Six mois que Germain Messanga est privé de liberté. Interpellé à sa descente
d’avion à l’aéroport de Maya Maya, le 11 avril dernier, il est gardé à vue à la
Direction générale de la Sécurité du territoire à Brazzaville, dans la capitale
congolaise. Le 21 juillet 2009, après une garde à vue abusive de plus de 100
jours, il est inculpé d’abus de confiance et de vol de supports magnétiques
contenant des données électorales. Le même jour, il est placé sous mandat de
dépôt et incarcéré à la maison d’arrêt de Brazzaville.
Depuis 2001, cet ingénieur en informatique est régulièrement invité par le
gouvernement congolais, pour apporter son expertise dans l’assainissement du
fichier électoral. Germain Messanga est de ce fait un solide pilier dans la
préparation des élections au Congo. C’est dans ce cadre qu’en 2007, il décroche
un nouveau contrat auprès de l’Etat congolais portant sur la préparation et la
mise en place des listes électorales, pour permettre au ministère de
l’Administration du territoire de maîtriser le fichier électoral dans la
perspective de la dernière élection présidentielle. M. Messanga est accusé
d’avoir saboté tous les 15 sites informatiques du Congo et emporté toutes les
données de base. Une situation qui a failli déboucher, l’accusent les autorités
congolaises, sur la non-tenue de la dernière élection présidentielle qui a vu la
réélection du président sortant, Denis Sassou Nguesso. L’informaticien est
soupçonné d’avoir voulu prendre le Congo en otage en modifiant les codes d’accès
au logiciel des sites électoraux. Cette affaire est pendante devant le tribunal
de grande instance de Brazzaville.
Les avocats de Germain Messanga rejettent
cette accusation. Et l’ambassade du Cameroun au Congo, saisie de cette affaire,
a mené ses propres enquêtes, pour conclure à une machination montée de toute
pièce par un de ses collaborateurs congolais, Richard Madzou. Ceci, afin de
s’approprier de ses biens. Les informations obtenues par Le Jour indiquent, en
effet, que le compte bancaire de Germain Messanga à la Bgfi Bank
n°31002711011-20 (sous le nom Entreprise industrielle établissement Albatres) a
été clôturé à son insu et vidé de la somme de 445 680 479 Fcfa. Les relevés de
clôture du compte obtenus auprès de la Bgfi Bank confirment que Richard Madzou a
retiré le solde en produisant deux lettres dans lesquelles la signature de M.

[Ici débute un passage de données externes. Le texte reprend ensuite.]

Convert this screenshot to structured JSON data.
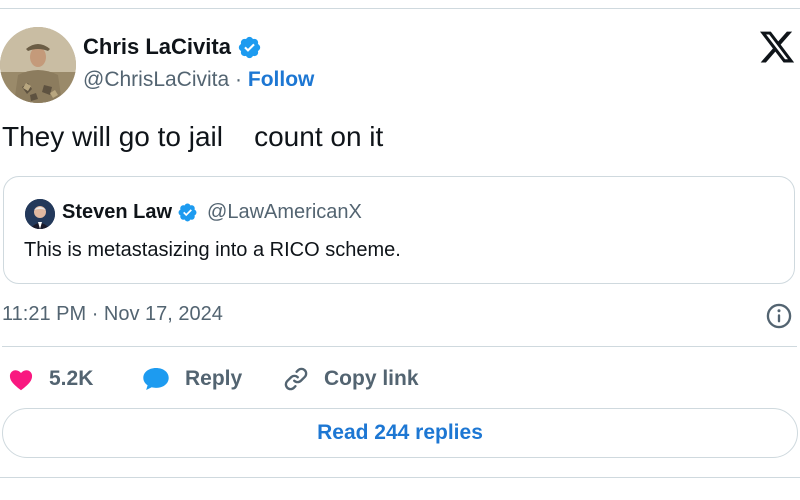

Messanga a été scannée. Bgfi Bank Ce compte était approvisionné par les
honoraires et frais perçus au titre de son activité en ingénierie et conseil
informatiques auprès de l’Etat congolais et n’avait qu’un seul ordonnateur:
Germain Messanga.
Comment la Bgfi Bank a-t-elle transféré une telle somme
d’argent dans un compte tiers sans les précautions nécessaires ? Son avocat a
mis en demeure le directeur général de la banque, lui rappelant que la clôture
d’un tel compte doit faire l’objet d’une décision contradictoire entre les
parties. Ce qui n’a pas été fait. Il s’agit donc d’une clôture abusive qui a
causé à l’informaticien camerounais un préjudice financier et moral chiffré à
1.041.360.958 Fcfa. Il réclame cette somme à la Bgfi Bank. D’après nos sources,
l’ambassadeur du Cameroun à Brazzaville a rencontré le ministre congolais de la
Sécurité et de l’Ordre public le 7 juillet dernier pour cette affaire. Et ces
derniers jours, il a adressé une correspondance au même ministre dans laquelle
il démontre la machination orchestrée contre son compatriote et demande la
libération de M. Messanga, mais aussi, la restitution de son argent ainsi que
l’ouverture d’une enquête judiciaire. Manifestement, toutes ces démarches sont
restées vaines.
Hier, la Commission indépendante contre la Corruption et la Discrimination
(Comicodi), saisi du dossier la communauté camerounaise à Brazzaville, a adressé
une lettre de protestation à l’ambassadeur du Congo au Cameroun. Dans une
seconde correspondance adressée au ministre des Relations extérieures (Minrex)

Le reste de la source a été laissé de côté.